Nowhere is this idea explored more succinctly than in Lisa Power’s contribution ‘Forbidden Fruit’. ‘I am heartsick of the difficulties that most lesbian and gay communities, social groups, organisations and friendship networks have with sexuality,’ she writes. Power was asked to re-describe herself as bisexual after it became common knowledge that she had slept with a man. She refused because ‘if, as I’m always being told, my lesbian identity is wider than just what I do in bed, then I will resist the contraction of the label to exclude me.’ Other contributors give examples of the way their appearance, politics, even their taste in music has been monitored. Nevertheless, Power insists that she does not want to opt out of gay because, although it is not as welcoming of diversity as it professes to be, it is not the ‘powerful state’ Simpson would have us believe. It is no coincidence that Power’s contribution is not celebrated by the editor in his Preface. She is frank about the shortcomings of gay, but because she does not regard it as an oppressive force, she is dismissed as making a ‘critical case for gay’. Her chief mistake, it seems, was to apply her critical faculties to the half-baked idea that is Anti-Gay and reject its demand that we walk out of gay. And straight into what, the closet?

‘This will kill my parents and ruin my career, but listen, I take it back: I’m not gay. I don’t mean I don’t still fall in love with guys, or that I wouldn’t be willing to go to a gay rights demonstration if I thought it would enhance someone’s civil liberties. I never said I was straight,’ John Weir writes. And I thought being gay was getting easier. I am extremely grateful for all those assiduous campaigners who have fought for my right to live as I please without having to pass through a mental institution, but I’d just like to get on with it. This does not mean that I am like Weir, one of the many people that Simpson fantasises are de-gaying or ‘leaving gay because they no longer believe its claims to interpret the world or make it a better place’. No, I’m simply carrying on as usual, spending my pink pound on a number of non-gay household items, like loo-paper or cat-food, and the odd gay thing, like Diva magazine (I’ve got to know whether Etheridge’s baby is a boy or a girl). To me, ‘gay’ is just a word I occasionally use to explain myself. Anyway, after ‘de-gaying’, there’s the problem of what sobriquet to pick?
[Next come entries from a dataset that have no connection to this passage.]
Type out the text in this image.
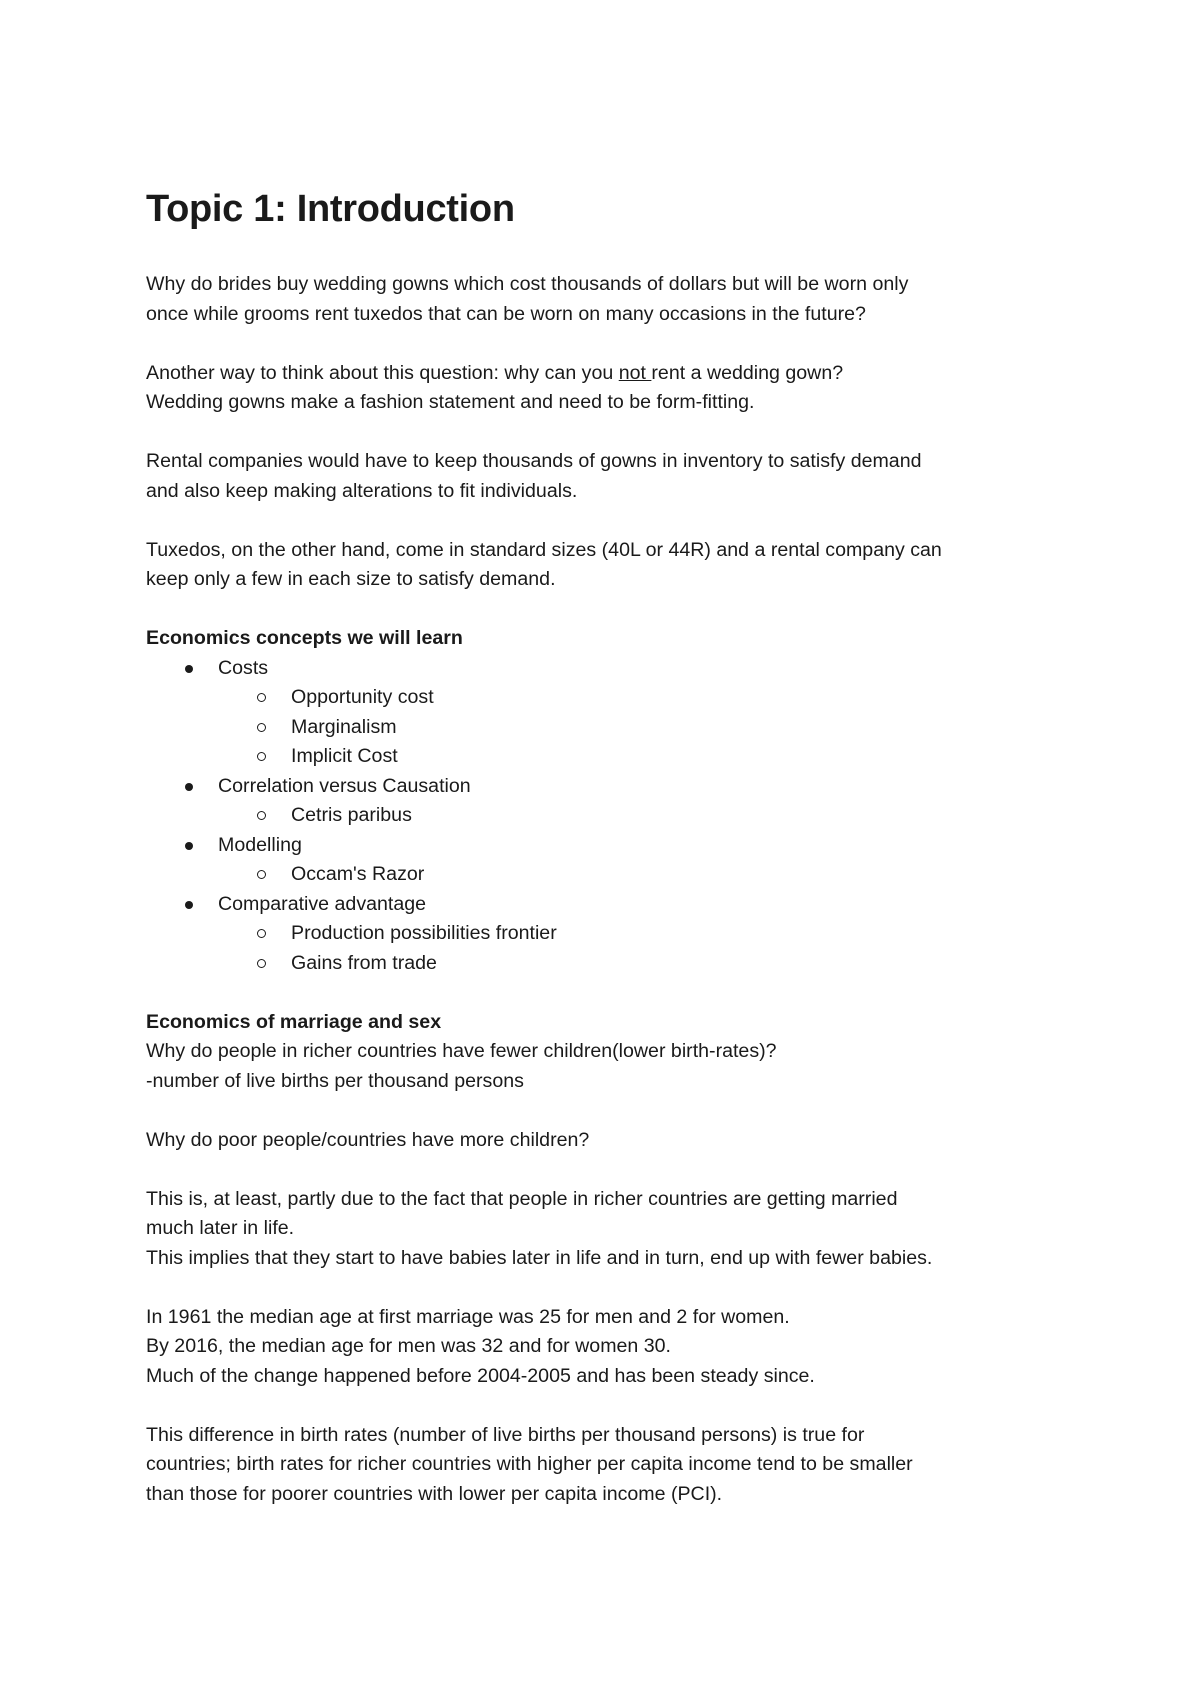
Topic 1: Introduction

Why do brides buy wedding gowns which cost thousands of dollars but will be worn only

once while grooms rent tuxedos that can be worn on many occasions in the future?

Another way to think about this question: why can you not rent a wedding gown?

Wedding gowns make a fashion statement and need to be form-fitting.

Rental companies would have to keep thousands of gowns in inventory to satisfy demand

and also keep making alterations to fit individuals.

Tuxedos, on the other hand, come in standard sizes (40L or 44R) and a rental company can

keep only a few in each size to satisfy demand.

Economics concepts we will learn

Costs
Opportunity cost
Marginalism
Implicit Cost
Correlation versus Causation
Cetris paribus
Modelling
Occam's Razor
Comparative advantage
Production possibilities frontier
Gains from trade

Economics of marriage and sex

Why do people in richer countries have fewer children(lower birth-rates)?

-number of live births per thousand persons

Why do poor people/countries have more children?

This is, at least, partly due to the fact that people in richer countries are getting married

much later in life.

This implies that they start to have babies later in life and in turn, end up with fewer babies.

In 1961 the median age at first marriage was 25 for men and 2 for women.

By 2016, the median age for men was 32 and for women 30.

Much of the change happened before 2004-2005 and has been steady since.

This difference in birth rates (number of live births per thousand persons) is true for

countries; birth rates for richer countries with higher per capita income tend to be smaller

than those for poorer countries with lower per capita income (PCI).
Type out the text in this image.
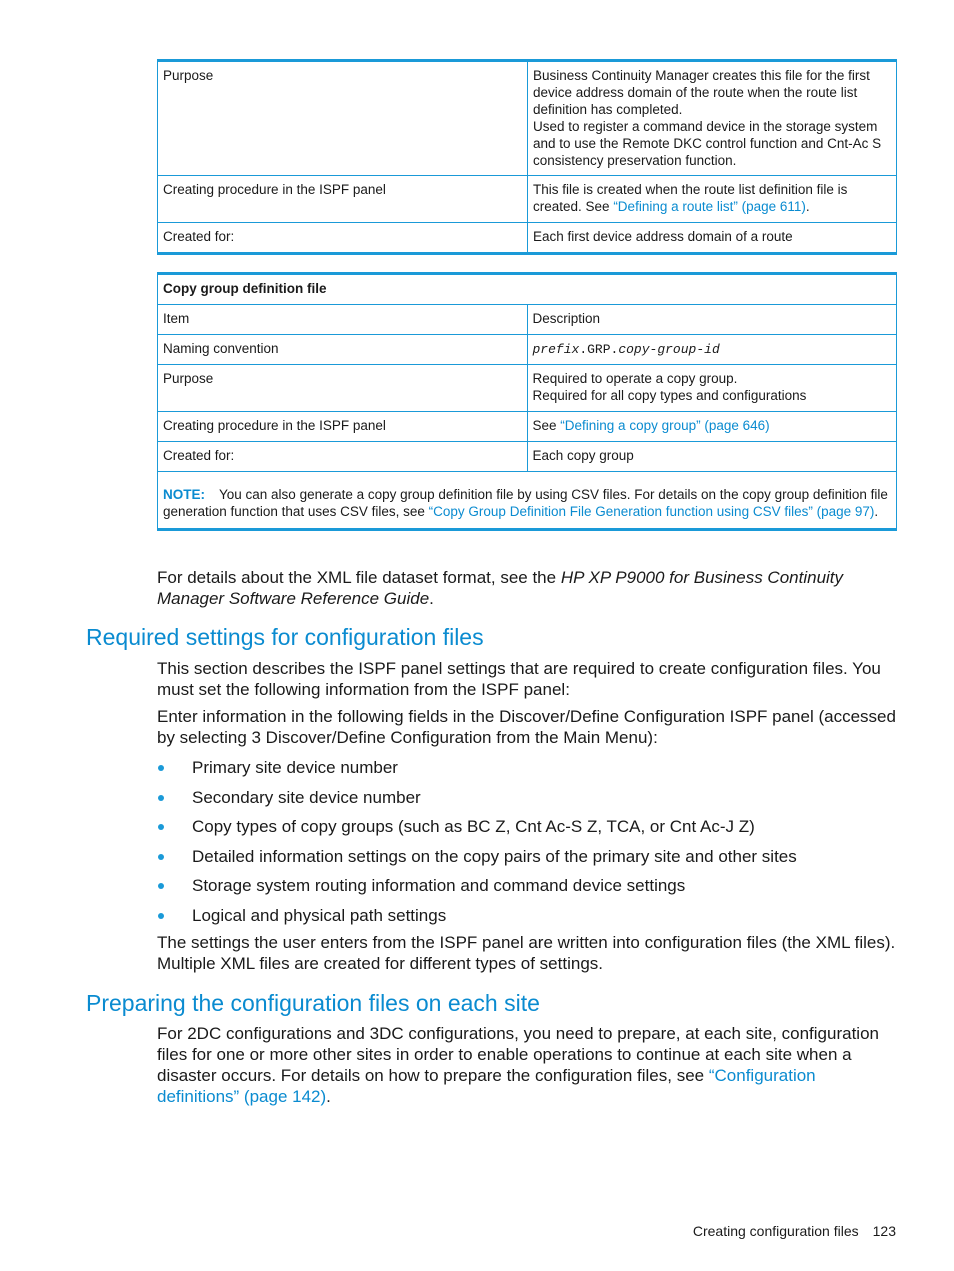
Purpose	Business Continuity Manager creates this file for the first device address domain of the route when the route list definition has completed.
Used to register a command device in the storage system and to use the Remote DKC control function and Cnt-Ac S consistency preservation function.

Creating procedure in the ISPF panel	This file is created when the route list definition file is created. See “Defining a route list” (page 611).
Created for:	Each first device address domain of a route
Copy group definition file	
Item	Description
Naming convention	prefix.GRP.copy-group-id
Purpose	Required to operate a copy group.
Required for all copy types and configurations

Creating procedure in the ISPF panel	See “Defining a copy group” (page 646)
Created for:	Each copy group
NOTE: You can also generate a copy group definition file by using CSV files. For details on the copy group definition file generation function that uses CSV files, see “Copy Group Definition File Generation function using CSV files” (page 97).	

For details about the XML file dataset format, see the HP XP P9000 for Business Continuity Manager Software Reference Guide.

Required settings for configuration files

This section describes the ISPF panel settings that are required to create configuration files. You must set the following information from the ISPF panel:

Enter information in the following fields in the Discover/Define Configuration ISPF panel (accessed by selecting 3 Discover/Define Configuration from the Main Menu):

Primary site device number
Secondary site device number
Copy types of copy groups (such as BC Z, Cnt Ac-S Z, TCA, or Cnt Ac-J Z)
Detailed information settings on the copy pairs of the primary site and other sites
Storage system routing information and command device settings
Logical and physical path settings

The settings the user enters from the ISPF panel are written into configuration files (the XML files). Multiple XML files are created for different types of settings.

Preparing the configuration files on each site

For 2DC configurations and 3DC configurations, you need to prepare, at each site, configuration files for one or more other sites in order to enable operations to continue at each site when a disaster occurs. For details on how to prepare the configuration files, see “Configuration definitions” (page 142).

Creating configuration files 123
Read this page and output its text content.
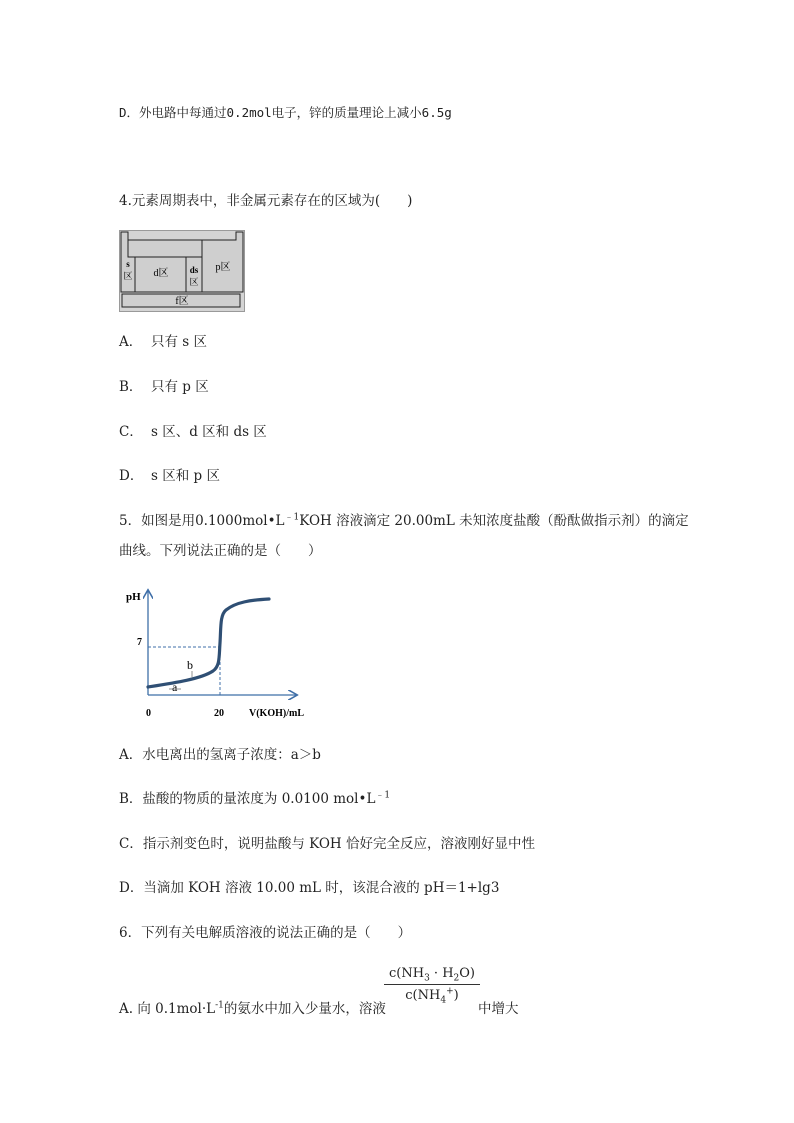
D．外电路中每通过0.2mol电子，锌的质量理论上减小6.5g
4.元素周期表中，非金属元素存在的区域为(　　)
s
区 d区 ds
区
p区
f区
A． 只有 s 区
B． 只有 p 区
C． s 区、d 区和 ds 区
D． s 区和 p 区
5．如图是用$0.1000mol•L^{﹣1}KOH$ 溶液滴定 20.00mL 未知浓度盐酸（酚酞做指示剂）的滴定
曲线。下列说法正确的是（　　）
pH
V(KOH)/mL
0	20
7
b
a
A．水电离出的氢离子浓度：a＞b
B．盐酸的物质的量浓度为 0.0100 $mol•L^{﹣1}$
C．指示剂变色时，说明盐酸与 KOH 恰好完全反应，溶液刚好显中性
D．当滴加 KOH 溶液 10.00 mL 时，该混合液的 pH＝1+lg3
6．下列有关电解质溶液的说法正确的是（　　）
A. 向 $0.1mol\cdot L^{-1}$的氨水中加入少量水，溶液
$\frac{c(NH_3 \cdot H_2O)}{c(NH_4^+)}$
中增大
The contributors are not entirely sure and alternatively use ‘homosexual’, ‘queer’, ‘non-heterosexual’, ‘bisexual’, even ‘post-queer’ (although Power reflects that the latter is ‘like a bad dream’ and she ‘can only remember what it means when I’m standing in the foyer of London’s ICA Gallery’). It is almost standard in any gay/queer related piece for the author to run through the existing non-heterosexual terminology and pick the one that feels relevant. Why not revive ‘faggot’, ‘bull-dyke’, ‘Uranian’ or ‘fairy’? The choice really is yours. Simpson appears to have chosen ‘homosexual’. He quotes Foucault: ‘I am a homosexual in a city full of gays’; and this is his problem – he cannot seem to detach himself from the cliché of a metropolitan gay scene. Despite being annoyed that this is the overriding image of gay in the media, he does not offer us any insight into what might lie beyond it or acknowledge that gay exists outside the urban scene. In his view, the gay scene stands for the whole gay community.